Eso sí, advirtieron, ellos no deseaban causar ningún daño a sus protegidos, de igual manera que el propietario de una explotación ganadera procura cuidar lo mejor posible a sus reses. Y como para alimentarse con sangre, lo único que necesitaban de los humanos, no era preciso matarlos, bastaría con organizar un sistema de extracciones periódicas a toda la población apta, ya que la mayor parte de ella sería envasada en condiciones asépticas y consumida por los vampiros en sus propios domicilios.

Tan sólo en algunos casos, y siempre en plan delicatessen, procederían a chuparla directamente del cuello de sus proveedores, pero siempre cuidando de no causarles daños irreversibles ni convertirlos en vampiros, salvo por causas justificadas tales como el mantenimiento estable de su población, dado que eran estériles y, aunque su índice de mortalidad -o de remortalidad- era extremadamente bajo, siempre se producían algunas desapariciones a causa, principalmente, de accidentes tales como exponerse por descuido a la luz solar. En cualquier caso, los elegidos para ser transformados en vampiros serían unos privilegiados en comparación con el resto de sus congéneres.

Así pues, insistieron, los humanos no tenían nada que temer de ellos: serían bien tratados y no tendrían que preocuparse de nada salvo de hacer donaciones de sangre cada vez que fueran requeridos para ello. Incluso, por la cuenta que les traía a sus nuevos amos, serían sometidos a controles médicos y, en caso de necesidad, curados de todas aquellas enfermedades susceptibles de ser transmitidas por la sangre tales como los diferentes tipos de hepatitis o el sida, ya que, aunque éstas no les afectaban en modo alguno, como buenos gourmets afirmaban que la sangre enferma solía tener sabores desagradables. Esto sería posible dado que los vampiros, tal como habían demostrado en la campaña de exterminio de los zombis, habían sido capaces de desarrollar la bioquímica y la medicina hasta unos extremos desconocidos por los humanos.
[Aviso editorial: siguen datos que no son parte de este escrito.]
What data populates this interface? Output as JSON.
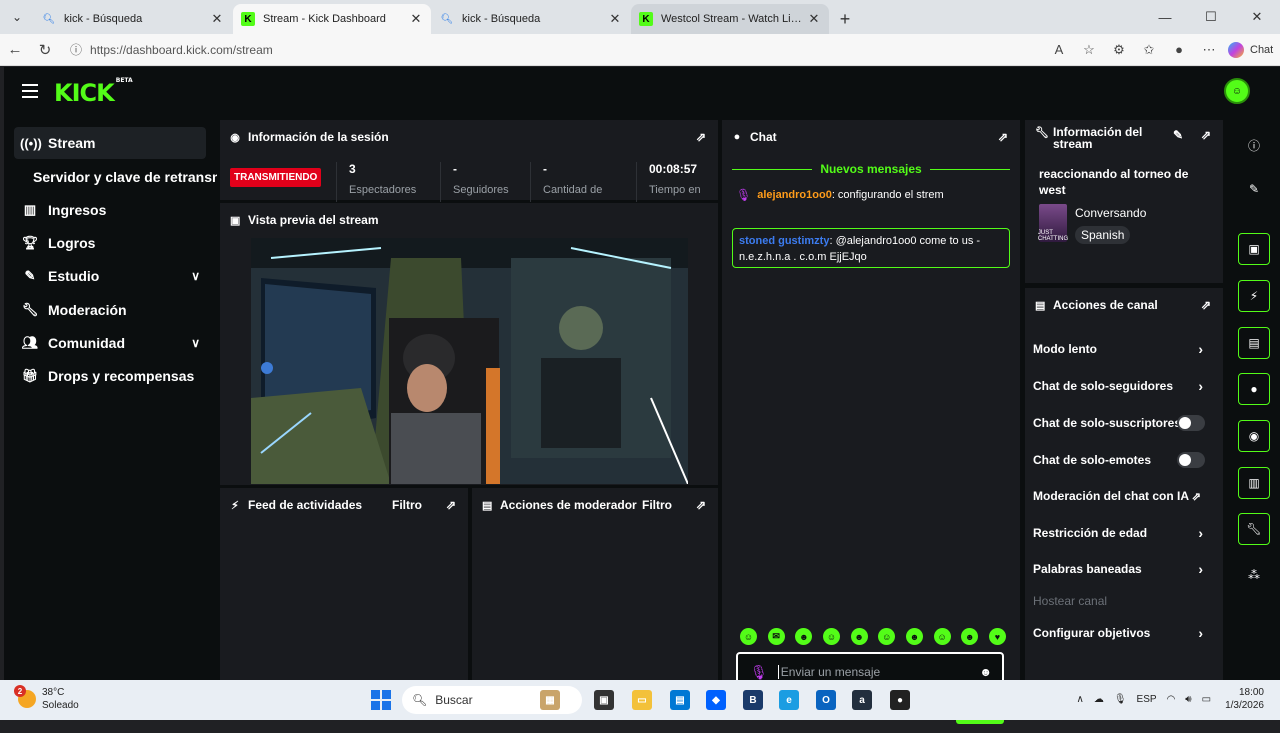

Eso sí, quedaba claro que serían ellos quienes a partir de ese momento tendrían la sartén por el mango. Y aunque confiaban en la sensatez de sus nuevos siervos, para evitarles la tentación de intentar rebelarse contra el nuevo status quo les advirtieron de dos cosas que nunca deberían olvidar. La primera, que disponían de otro agente patógeno que atacaba a los humanos vivos de manera similar a la que había provocado la aniquilación de los zombis, con la única diferencia de que, por su propio interés -no era cuestión de quedarse sin ganado-, no era tan explosivamente contagioso como el anterior, aunque sí igual de mortífero.

La segunda, que asimismo habían sido capaces de lograr antídotos efectivos contra todos sus tradicionales puntos flacos. Por esta razón, convendría olvidarse de toda la panoplia de recetas antivampíricas que se habían transmitido generación tras generación: ni las balas de plata, ni las estacas clavadas en el corazón, ni las decapitaciones -si es que podían intentarlo siquiera- servirían para nada. Tampoco el ajo -aunque, eso sí, su sabor les seguía resultando desagradable-, el agua bendita o los talismanes en forma de cruz serían efectivos, e incluso la exposición a la luz solar les resultaba inocua gracias a las vestiduras especiales y a las cremas protectoras que utilizaban siempre que necesitaban salir de día.

Y no bromeaban en absoluto, puesto que algunos conatos de rebelión fueron reprimidos de forma expeditiva tal como habían advertido. Finalmente la humanidad acabaría resignándose a su nuevo papel secundario, que una vez probado resultó no ser tan malo... al menos, para la gran mayoría.